As it is, however, the film kicks off with an extended talking head, during which we are given a rambling explanation of why it is good to go outside, and how the destruction of woodland is bad on that basis. When suddenly we find ourselves listening to speakers representing the Roma community, or individuals speaking about being jailed for the Bristol Riots, there is not nearly enough connective tissue to carry us along if we’re not familiar enough with the subjects to fill in the gaps ourselves.
Certainly, there is enough room to contextualise the matters addressed here.
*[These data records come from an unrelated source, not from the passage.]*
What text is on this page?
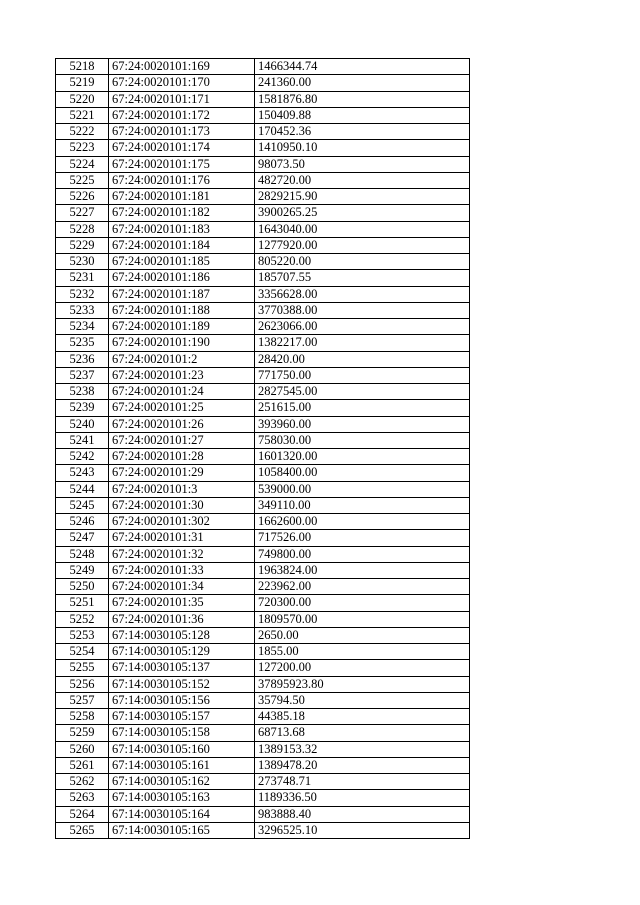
5218	67:24:0020101:169	1466344.74
5219	67:24:0020101:170	241360.00
5220	67:24:0020101:171	1581876.80
5221	67:24:0020101:172	150409.88
5222	67:24:0020101:173	170452.36
5223	67:24:0020101:174	1410950.10
5224	67:24:0020101:175	98073.50
5225	67:24:0020101:176	482720.00
5226	67:24:0020101:181	2829215.90
5227	67:24:0020101:182	3900265.25
5228	67:24:0020101:183	1643040.00
5229	67:24:0020101:184	1277920.00
5230	67:24:0020101:185	805220.00
5231	67:24:0020101:186	185707.55
5232	67:24:0020101:187	3356628.00
5233	67:24:0020101:188	3770388.00
5234	67:24:0020101:189	2623066.00
5235	67:24:0020101:190	1382217.00
5236	67:24:0020101:2	28420.00
5237	67:24:0020101:23	771750.00
5238	67:24:0020101:24	2827545.00
5239	67:24:0020101:25	251615.00
5240	67:24:0020101:26	393960.00
5241	67:24:0020101:27	758030.00
5242	67:24:0020101:28	1601320.00
5243	67:24:0020101:29	1058400.00
5244	67:24:0020101:3	539000.00
5245	67:24:0020101:30	349110.00
5246	67:24:0020101:302	1662600.00
5247	67:24:0020101:31	717526.00
5248	67:24:0020101:32	749800.00
5249	67:24:0020101:33	1963824.00
5250	67:24:0020101:34	223962.00
5251	67:24:0020101:35	720300.00
5252	67:24:0020101:36	1809570.00
5253	67:14:0030105:128	2650.00
5254	67:14:0030105:129	1855.00
5255	67:14:0030105:137	127200.00
5256	67:14:0030105:152	37895923.80
5257	67:14:0030105:156	35794.50
5258	67:14:0030105:157	44385.18
5259	67:14:0030105:158	68713.68
5260	67:14:0030105:160	1389153.32
5261	67:14:0030105:161	1389478.20
5262	67:14:0030105:162	273748.71
5263	67:14:0030105:163	1189336.50
5264	67:14:0030105:164	983888.40
5265	67:14:0030105:165	3296525.10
Frankly we could do with several minutes less of the ‘barnstorming’ speeches in Parliament Square – anyone who has been to one of these rallies will not thank you for returning them to the least interesting part of them, while the sweeping, semantic nature of the talks is not going to supply anyone from outside the activist bubble with the information they need to become more engaged with this film.
Nor, for that matter, will any of the lengthy clips where activists try to get answers from police or security guards about their violent tactics. Police officers know they are not standing where they are to engage in witty riposte. They know they do not need to explain anything. They know that whatever they do, there are legions of press and political hacks willing to do the mental gymnastics needed to excuse their actions. So beyond monosyllabic gurgles to ‘clear out or else’, you aren’t going to get much out of this cyclical line of questioning. As such, what is intended as an exposé of how little police care about disguising the blunt brutality of their work quickly descends into a boorish, Python-esque farce. “Now we see the violence inherent in the system! Come and see the violence inherent in the system!”
Cutting back on this kind of input might also have allowed for more time to explain one of the film’s final talking heads. Jock Palfreyman spent 12 years in a jail in Bulgaria, after he killed a neo-Nazi in self-defence. The situation escalated from when he tried to defend a group of Roma teenagers from a racially motivated assault. We learn this from text slides, rather from Palfreyman himself – who might have offered a more compelling account of things given the chance.
As Palfreyman’s testimony continues, more slabs of text appear, explaining things like the Poll Tax riots, giving the impression that White has become aware the wider film has not done enough to explain how we got here. And it hasn’t. But this is too little, too late. Anyone who is not well versed in the UK’s history of protest has checked out – and black and white text walls are not going to key them back in at this stage.
There are some fantastic moments of reportage in We Need Space. The film lends an empathetic ear to activists and communities across the UK, facing escalating attacks on their human rights and freedom of expression. But that would mean so much more if it served to clue the wider public in on what is being talked about. If the goal is to spark wider outrage, to fuel anger and get more people involved in the movement for change, it needs to give the story’s context more space.